Who won the Battle of Ruapekapeka? The question is simple but the answer is not. Until recently, most non-Māori commentators have regarded Ruapekapeka as a British victory. Despard’s overblown version of events was doubted from the beginning, at least by some, but the underlying assumption of a British victory was not called into question.
In the 1980s, James Belich offered a radical re-interpretation. He argued that the Battle of Ruapekapeka was a tactical draw. He emphasises the strategic nature of Ruapekaepka Pā, located far inland, difficult for the British to access and safely distant from villages and crucial food resources. The purpose of Ruapekapeka Pā was to draw the enemy in, to cause them a great deal of trouble, and then to be abandoned “without a qualm”.1
“1000 men were occupied a full month in advancing 15 miles and in getting possession of a pah from which the enemy escaped at the last moment, and escaped with the satisfaction to him of a drawn battle. The question is, was it worthwhile to go through all that laborious march to obtain such a result.”

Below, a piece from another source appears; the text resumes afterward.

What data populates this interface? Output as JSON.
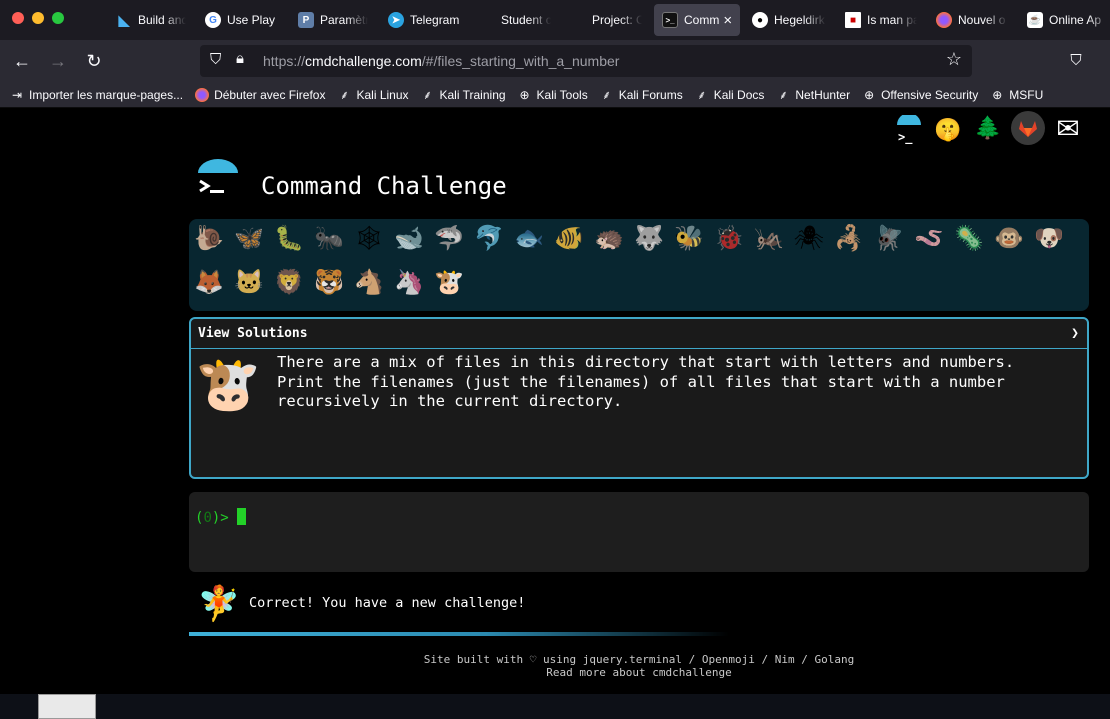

So, if the British didn’t win the battle, what of the war? Kawiti was never defeated in battle, and the only defeat suffered by Heke occurred during his parallel-but-separate war with Tāmiti Wāka Nene. In terms of strategy and tactics, it can be argued that Heke and Kawiti won the Northern War.2 However, this “victory” came at a very high price. Ngāpuhi were forced to defend their territory against foreign invaders, expending enormous effort to build the pā and to maintain a very long campaign. The yearly economic cycle was disrupted, important resources were consumed, and profitable trade with the pākehā was halted. At least 74 warriors were killed and 90 plus were wounded.3 In the proper context these numbers are not so small – remember Ohaeawai was defended by a mere 100 warriors, Ruapekapeka by about 500 in total.
What of the ultimate cause of the war – the loss of Ngāpuhi chiefly authority in contravention of Te Tiriti? Heke and Kawiti may have delayed the forcible imposition of the Queen’s sovereignty, or at least exposed the weakness of the British position in 1840s Northland. However, as the decades passed, as settlers flooded in and the colonial government extended its powers, Ngāpuhi were overwhelmed. That fight – the fight to retain chiefly authority – was a fight that Ngāpuhi ultimately could not win.